Bacoli

“Questa area di ammassamento soccorritori, che è importantissima, dimostra quanto ci sia stato un cambio di passo”. Con queste parole il prefetto di Napoli, Michele di Bari, ha sottolineato il valore strategico del nuovo spazio operativo realizzato in via Cuma, a Bacoli, nel cuore dei Campi Flegrei.

Un progetto che, ha evidenziato il rappresentante del Governo, nasce da una sinergia istituzionale ampia: finanziamenti nazionali, l’impegno della Regione Campania, della Città Metropolitana di Napoli, del Dipartimento della Protezione Civile e del Comune di Bacoli. Una collaborazione che, secondo il prefetto, ha consentito di realizzare “un’area davvero efficiente”, capace di avvicinare le istituzioni ai cittadini e di rafforzare il senso di sicurezza collettivo.

Ogni intervento legato alla Protezione Civile, ha aggiunto di Bari, deve contribuire ad “allontanare le paure, irrobustire il coraggio ed essere prossimi ai cittadini”, considerati i veri protagonisti dell’azione pubblica.

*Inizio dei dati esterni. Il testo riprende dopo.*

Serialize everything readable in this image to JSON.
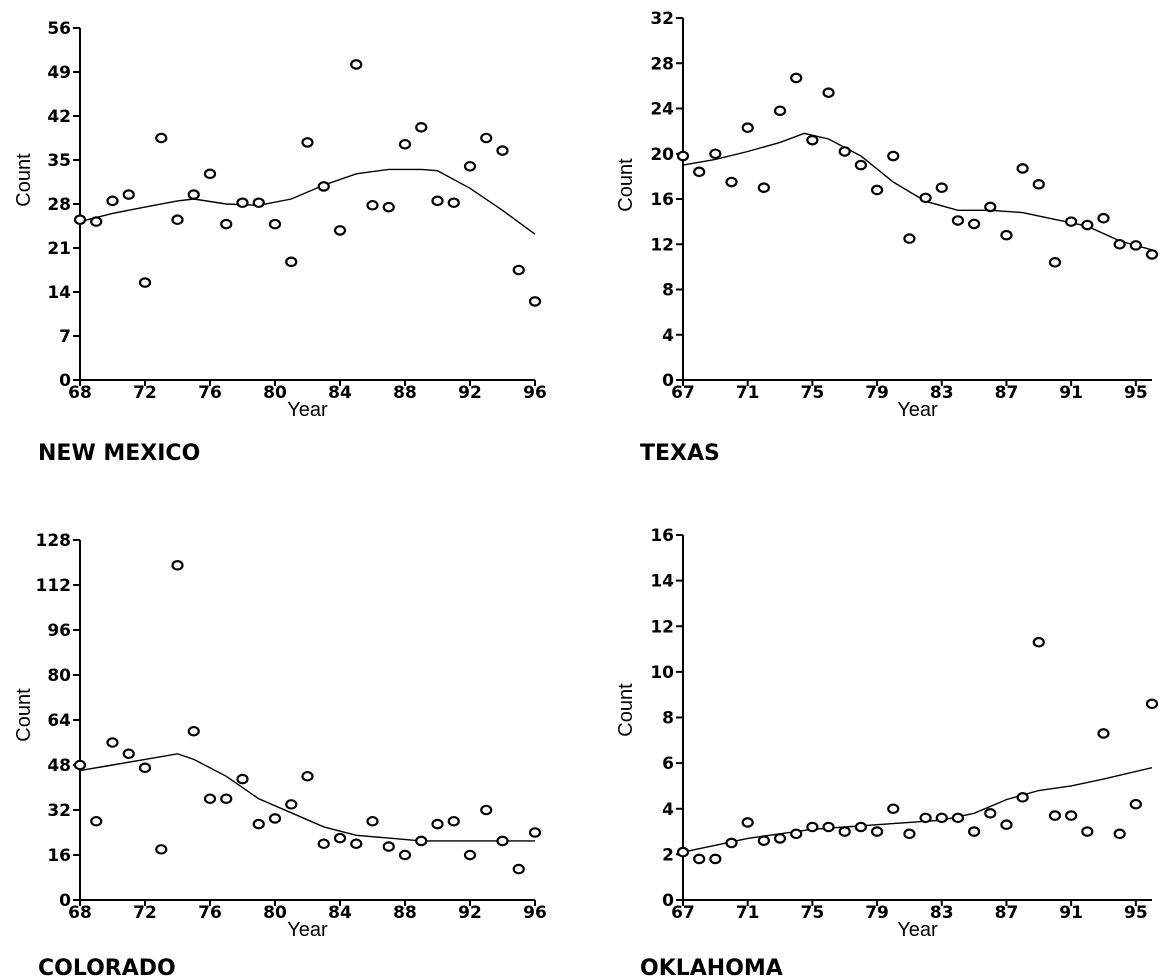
{
  "chart_data": [
    {
      "type": "scatter",
      "title": "NEW MEXICO",
      "xlabel": "Year",
      "ylabel": "Count",
      "xlim": [
        68,
        96
      ],
      "ylim": [
        0,
        56
      ],
      "xticks": [
        "68",
        "72",
        "76",
        "80",
        "84",
        "88",
        "92",
        "96"
      ],
      "yticks": [
        "0",
        "7",
        "14",
        "21",
        "28",
        "35",
        "42",
        "49",
        "56"
      ],
      "points": [
        [
          68,
          25.5
        ],
        [
          69,
          25.2
        ],
        [
          70,
          28.5
        ],
        [
          71,
          29.5
        ],
        [
          72,
          15.5
        ],
        [
          73,
          38.5
        ],
        [
          74,
          25.5
        ],
        [
          75,
          29.5
        ],
        [
          76,
          32.8
        ],
        [
          77,
          24.8
        ],
        [
          78,
          28.2
        ],
        [
          79,
          28.2
        ],
        [
          80,
          24.8
        ],
        [
          81,
          18.8
        ],
        [
          82,
          37.8
        ],
        [
          83,
          30.8
        ],
        [
          84,
          23.8
        ],
        [
          85,
          50.2
        ],
        [
          86,
          27.8
        ],
        [
          87,
          27.5
        ],
        [
          88,
          37.5
        ],
        [
          89,
          40.2
        ],
        [
          90,
          28.5
        ],
        [
          91,
          28.2
        ],
        [
          92,
          34
        ],
        [
          93,
          38.5
        ],
        [
          94,
          36.5
        ],
        [
          95,
          17.5
        ],
        [
          96,
          12.5
        ]
      ],
      "trend": [
        [
          68,
          25.2
        ],
        [
          70,
          26.5
        ],
        [
          72,
          27.5
        ],
        [
          74,
          28.5
        ],
        [
          75,
          28.8
        ],
        [
          77,
          28
        ],
        [
          79,
          27.8
        ],
        [
          81,
          28.8
        ],
        [
          83,
          31
        ],
        [
          85,
          32.8
        ],
        [
          87,
          33.5
        ],
        [
          89,
          33.5
        ],
        [
          90,
          33.3
        ],
        [
          92,
          30.5
        ],
        [
          94,
          27
        ],
        [
          96,
          23.2
        ]
      ]
    },
    {
      "type": "scatter",
      "title": "TEXAS",
      "xlabel": "Year",
      "ylabel": "Count",
      "xlim": [
        67,
        96
      ],
      "ylim": [
        0,
        32
      ],
      "xticks": [
        "67",
        "71",
        "75",
        "79",
        "83",
        "87",
        "91",
        "95"
      ],
      "yticks": [
        "0",
        "4",
        "8",
        "12",
        "16",
        "20",
        "24",
        "28",
        "32"
      ],
      "points": [
        [
          67,
          19.8
        ],
        [
          68,
          18.4
        ],
        [
          69,
          20
        ],
        [
          70,
          17.5
        ],
        [
          71,
          22.3
        ],
        [
          72,
          17
        ],
        [
          73,
          23.8
        ],
        [
          74,
          26.7
        ],
        [
          75,
          21.2
        ],
        [
          76,
          25.4
        ],
        [
          77,
          20.2
        ],
        [
          78,
          19
        ],
        [
          79,
          16.8
        ],
        [
          80,
          19.8
        ],
        [
          81,
          12.5
        ],
        [
          82,
          16.1
        ],
        [
          83,
          17
        ],
        [
          84,
          14.1
        ],
        [
          85,
          13.8
        ],
        [
          86,
          15.3
        ],
        [
          87,
          12.8
        ],
        [
          88,
          18.7
        ],
        [
          89,
          17.3
        ],
        [
          90,
          10.4
        ],
        [
          91,
          14
        ],
        [
          92,
          13.7
        ],
        [
          93,
          14.3
        ],
        [
          94,
          12
        ],
        [
          95,
          11.9
        ],
        [
          96,
          11.1
        ]
      ],
      "trend": [
        [
          67,
          19
        ],
        [
          69,
          19.5
        ],
        [
          71,
          20.2
        ],
        [
          73,
          21
        ],
        [
          74.5,
          21.8
        ],
        [
          76,
          21.3
        ],
        [
          78,
          19.8
        ],
        [
          80,
          17.5
        ],
        [
          82,
          15.8
        ],
        [
          84,
          15
        ],
        [
          86,
          15
        ],
        [
          88,
          14.8
        ],
        [
          90,
          14.2
        ],
        [
          92,
          13.6
        ],
        [
          94,
          12.3
        ],
        [
          96,
          11.5
        ]
      ]
    },
    {
      "type": "scatter",
      "title": "COLORADO",
      "xlabel": "Year",
      "ylabel": "Count",
      "xlim": [
        68,
        96
      ],
      "ylim": [
        0,
        128
      ],
      "xticks": [
        "68",
        "72",
        "76",
        "80",
        "84",
        "88",
        "92",
        "96"
      ],
      "yticks": [
        "0",
        "16",
        "32",
        "48",
        "64",
        "80",
        "96",
        "112",
        "128"
      ],
      "points": [
        [
          68,
          48
        ],
        [
          69,
          28
        ],
        [
          70,
          56
        ],
        [
          71,
          52
        ],
        [
          72,
          47
        ],
        [
          73,
          18
        ],
        [
          74,
          119
        ],
        [
          75,
          60
        ],
        [
          76,
          36
        ],
        [
          77,
          36
        ],
        [
          78,
          43
        ],
        [
          79,
          27
        ],
        [
          80,
          29
        ],
        [
          81,
          34
        ],
        [
          82,
          44
        ],
        [
          83,
          20
        ],
        [
          84,
          22
        ],
        [
          85,
          20
        ],
        [
          86,
          28
        ],
        [
          87,
          19
        ],
        [
          88,
          16
        ],
        [
          89,
          21
        ],
        [
          90,
          27
        ],
        [
          91,
          28
        ],
        [
          92,
          16
        ],
        [
          93,
          32
        ],
        [
          94,
          21
        ],
        [
          95,
          11
        ],
        [
          96,
          24
        ]
      ],
      "trend": [
        [
          68,
          46
        ],
        [
          70,
          48
        ],
        [
          72,
          50
        ],
        [
          74,
          52
        ],
        [
          75,
          50
        ],
        [
          77,
          44
        ],
        [
          79,
          36
        ],
        [
          81,
          31
        ],
        [
          83,
          26
        ],
        [
          85,
          23
        ],
        [
          87,
          22
        ],
        [
          89,
          21
        ],
        [
          92,
          21
        ],
        [
          96,
          21
        ]
      ]
    },
    {
      "type": "scatter",
      "title": "OKLAHOMA",
      "xlabel": "Year",
      "ylabel": "Count",
      "xlim": [
        67,
        96
      ],
      "ylim": [
        0,
        16
      ],
      "xticks": [
        "67",
        "71",
        "75",
        "79",
        "83",
        "87",
        "91",
        "95"
      ],
      "yticks": [
        "0",
        "2",
        "4",
        "6",
        "8",
        "10",
        "12",
        "14",
        "16"
      ],
      "points": [
        [
          67,
          2.1
        ],
        [
          68,
          1.8
        ],
        [
          69,
          1.8
        ],
        [
          70,
          2.5
        ],
        [
          71,
          3.4
        ],
        [
          72,
          2.6
        ],
        [
          73,
          2.7
        ],
        [
          74,
          2.9
        ],
        [
          75,
          3.2
        ],
        [
          76,
          3.2
        ],
        [
          77,
          3
        ],
        [
          78,
          3.2
        ],
        [
          79,
          3
        ],
        [
          80,
          4
        ],
        [
          81,
          2.9
        ],
        [
          82,
          3.6
        ],
        [
          83,
          3.6
        ],
        [
          84,
          3.6
        ],
        [
          85,
          3
        ],
        [
          86,
          3.8
        ],
        [
          87,
          3.3
        ],
        [
          88,
          4.5
        ],
        [
          89,
          11.3
        ],
        [
          90,
          3.7
        ],
        [
          91,
          3.7
        ],
        [
          92,
          3
        ],
        [
          93,
          7.3
        ],
        [
          94,
          2.9
        ],
        [
          95,
          4.2
        ],
        [
          96,
          8.6
        ]
      ],
      "trend": [
        [
          67,
          2.1
        ],
        [
          69,
          2.4
        ],
        [
          71,
          2.7
        ],
        [
          73,
          2.9
        ],
        [
          75,
          3.1
        ],
        [
          77,
          3.2
        ],
        [
          79,
          3.3
        ],
        [
          81,
          3.4
        ],
        [
          83,
          3.5
        ],
        [
          85,
          3.8
        ],
        [
          87,
          4.4
        ],
        [
          89,
          4.8
        ],
        [
          91,
          5
        ],
        [
          93,
          5.3
        ],
        [
          96,
          5.8
        ]
      ]
    }
  ]
}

Il ruolo di Bacoli e la sfida del bradisismo

Accanto al prefetto, il sindaco Josi Della Ragione ha definito quella di via Cuma la prima area di ammassamento mezzi e soccorsi prevista dal Piano comunale di Protezione Civile. Uno spazio che viene testato in particolare sul fronte del bradisismo, fenomeno che interessa l’area flegrea e che impone una pianificazione costante e aggiornata.

Il primo cittadino ha ricordato come l’intervento si inserisca in un più ampio progetto di riqualificazione urbana che comprende anche la realizzazione di un campo da calcio, campi da tennis e un nuovo asilo nido all’interno del complesso scolastico. Un modo, ha spiegato, per coniugare quotidianità e prospettiva futura, con ottimismo ma anche con senso di responsabilità.

Un presidio operativo per le emergenze

All’inaugurazione ha preso parte anche il commissario straordinario per l’attuazione degli interventi pubblici nell’area dei Campi Flegrei, Fulvio Maria Soccodato, figura chiave nel coordinamento degli interventi infrastrutturali legati al rischio vulcanico.

L’area di ammassamento si attiva in caso di emergenza e rappresenta il punto di concentrazione di tutte le forze di soccorso, dalla Protezione Civile al 118, fino alle forze dell’ordine. Secondo il Piano aggiornato circa un anno e mezzo fa dal Comune, da qui partono le operazioni per l’intero territorio cittadino.

Uno spazio pensato non solo per le emergenze ma anche per essere vissuto quotidianamente dalla comunità, con attività sociali e iniziative pubbliche. Un presidio operativo che diventa così anche simbolo di una rete istituzionale capace di fare sistema in un territorio complesso e delicato come quello dei Campi Flegrei.